Mechanisms of thyroid hormone action

Abstract

Our understanding of thyroid hormone action has been substantially altered by recent clinical observations of thyroid signaling defects in syndromes of hormone resistance and in a broad range of conditions, including profound mental retardation, obesity, metabolic disorders, and a number of cancers. The mechanism of thyroid hormone action has been informed by these clinical observations as well as by animal models and has influenced the way we view the role of local ligand availability; tissue and cell-specific thyroid hormone transporters, corepressors, and coactivators; thyroid hormone receptor (TR) isoform-specific action; and cross-talk in metabolic regulation and neural development. In some cases, our new understanding has already been translated into therapeutic strategies, especially for treating hyperlipidemia and obesity, and other drugs are in development to treat cardiac disease and cancer and to improve cognitive function.

Figure 1. Nuclear action of thyroid hormone.

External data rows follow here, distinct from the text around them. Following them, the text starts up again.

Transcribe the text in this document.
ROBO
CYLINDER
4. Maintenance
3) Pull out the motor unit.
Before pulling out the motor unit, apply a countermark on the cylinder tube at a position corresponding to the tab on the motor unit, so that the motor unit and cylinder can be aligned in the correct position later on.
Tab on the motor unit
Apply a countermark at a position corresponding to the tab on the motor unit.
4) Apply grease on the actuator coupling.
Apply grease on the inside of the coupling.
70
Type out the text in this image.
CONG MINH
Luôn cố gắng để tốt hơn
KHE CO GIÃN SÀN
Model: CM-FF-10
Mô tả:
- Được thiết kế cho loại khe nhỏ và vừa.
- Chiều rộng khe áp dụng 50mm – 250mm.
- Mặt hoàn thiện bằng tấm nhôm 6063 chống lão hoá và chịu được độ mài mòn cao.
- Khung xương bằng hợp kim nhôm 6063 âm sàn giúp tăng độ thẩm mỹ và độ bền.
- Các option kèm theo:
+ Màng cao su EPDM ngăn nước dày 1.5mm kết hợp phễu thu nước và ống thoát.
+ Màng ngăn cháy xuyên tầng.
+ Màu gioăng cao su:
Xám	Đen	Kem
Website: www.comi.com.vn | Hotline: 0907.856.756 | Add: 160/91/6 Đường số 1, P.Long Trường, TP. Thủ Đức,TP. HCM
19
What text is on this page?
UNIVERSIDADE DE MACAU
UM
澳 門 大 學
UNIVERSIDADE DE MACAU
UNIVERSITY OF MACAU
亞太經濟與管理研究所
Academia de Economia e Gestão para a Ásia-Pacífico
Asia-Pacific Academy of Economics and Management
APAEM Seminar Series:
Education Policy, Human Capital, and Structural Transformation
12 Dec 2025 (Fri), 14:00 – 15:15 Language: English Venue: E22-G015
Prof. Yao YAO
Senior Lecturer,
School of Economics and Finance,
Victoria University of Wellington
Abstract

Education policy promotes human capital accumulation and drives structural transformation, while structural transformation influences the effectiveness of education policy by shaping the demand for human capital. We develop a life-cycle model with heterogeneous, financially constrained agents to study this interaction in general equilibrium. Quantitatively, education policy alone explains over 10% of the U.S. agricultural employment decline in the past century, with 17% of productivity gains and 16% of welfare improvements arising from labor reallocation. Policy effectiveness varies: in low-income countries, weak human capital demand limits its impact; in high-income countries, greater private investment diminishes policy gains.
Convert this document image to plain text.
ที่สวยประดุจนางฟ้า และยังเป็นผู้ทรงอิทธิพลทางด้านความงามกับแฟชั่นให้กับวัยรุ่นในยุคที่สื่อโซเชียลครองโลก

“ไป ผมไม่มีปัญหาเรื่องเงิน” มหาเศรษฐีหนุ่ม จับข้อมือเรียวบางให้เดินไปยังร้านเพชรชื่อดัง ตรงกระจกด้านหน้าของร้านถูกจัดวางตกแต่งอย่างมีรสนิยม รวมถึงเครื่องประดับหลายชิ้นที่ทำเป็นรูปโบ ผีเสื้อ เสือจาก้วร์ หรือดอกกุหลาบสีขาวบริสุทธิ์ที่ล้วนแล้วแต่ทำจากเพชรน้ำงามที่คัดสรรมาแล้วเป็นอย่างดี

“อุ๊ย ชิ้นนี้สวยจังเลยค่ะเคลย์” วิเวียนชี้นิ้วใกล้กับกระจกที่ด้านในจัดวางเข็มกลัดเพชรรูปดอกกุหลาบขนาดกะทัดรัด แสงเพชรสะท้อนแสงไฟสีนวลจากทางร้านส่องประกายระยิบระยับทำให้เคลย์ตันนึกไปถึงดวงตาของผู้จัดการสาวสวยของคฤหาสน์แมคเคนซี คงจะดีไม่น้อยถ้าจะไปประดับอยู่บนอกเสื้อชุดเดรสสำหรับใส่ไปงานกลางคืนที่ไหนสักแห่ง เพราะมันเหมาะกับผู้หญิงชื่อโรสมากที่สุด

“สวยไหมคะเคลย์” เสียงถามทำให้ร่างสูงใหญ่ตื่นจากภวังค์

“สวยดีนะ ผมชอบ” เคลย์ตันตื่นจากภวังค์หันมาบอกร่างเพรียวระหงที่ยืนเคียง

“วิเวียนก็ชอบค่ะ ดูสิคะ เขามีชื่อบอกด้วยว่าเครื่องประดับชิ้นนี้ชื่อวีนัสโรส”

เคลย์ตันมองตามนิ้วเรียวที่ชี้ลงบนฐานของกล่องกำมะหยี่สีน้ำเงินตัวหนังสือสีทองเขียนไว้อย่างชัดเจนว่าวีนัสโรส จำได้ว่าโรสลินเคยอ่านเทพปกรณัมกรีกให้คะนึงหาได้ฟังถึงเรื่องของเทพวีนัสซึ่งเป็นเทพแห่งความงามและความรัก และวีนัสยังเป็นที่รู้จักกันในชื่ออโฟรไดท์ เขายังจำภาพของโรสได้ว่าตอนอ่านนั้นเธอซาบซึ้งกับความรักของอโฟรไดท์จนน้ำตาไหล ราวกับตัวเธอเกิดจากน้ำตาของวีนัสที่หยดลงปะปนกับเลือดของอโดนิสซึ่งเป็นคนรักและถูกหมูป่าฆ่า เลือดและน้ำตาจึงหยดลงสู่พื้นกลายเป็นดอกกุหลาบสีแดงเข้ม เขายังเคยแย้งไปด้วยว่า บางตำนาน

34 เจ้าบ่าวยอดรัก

Shown are the key components required for thyroid hormone action, as demonstrated by a range of clinical observations. (A) The TR gene has 2 major isoforms, TRβ and TRα; the structures of TRα1 and TRα2 (non–T3-binding) and TRβ1 and TRβ2 are shown. (B) The major thyroid hormone forms, T4, T3, and rT3. (C) Circulating T4 is converted locally in some tissues by membrane-bound D2 to the active form, T3. D3 converts T3 to the inactive rT3. (D) In specific tissues, such as brain, transporters such as MCT8 transport T4 and T3 into the cell. Unliganded TR heterodimerizes with RXR and binds to a TRE and then to a corepressor, such as NCoR or SMRT, repressing gene expression. T3 binding to the ligand-binding domain results in movement of the carboxyterminal helix 12, disruption of corepressor binding, and promotion of coactivator binding, which then leads to recruitment of polymerase III and initiation of gene transcription.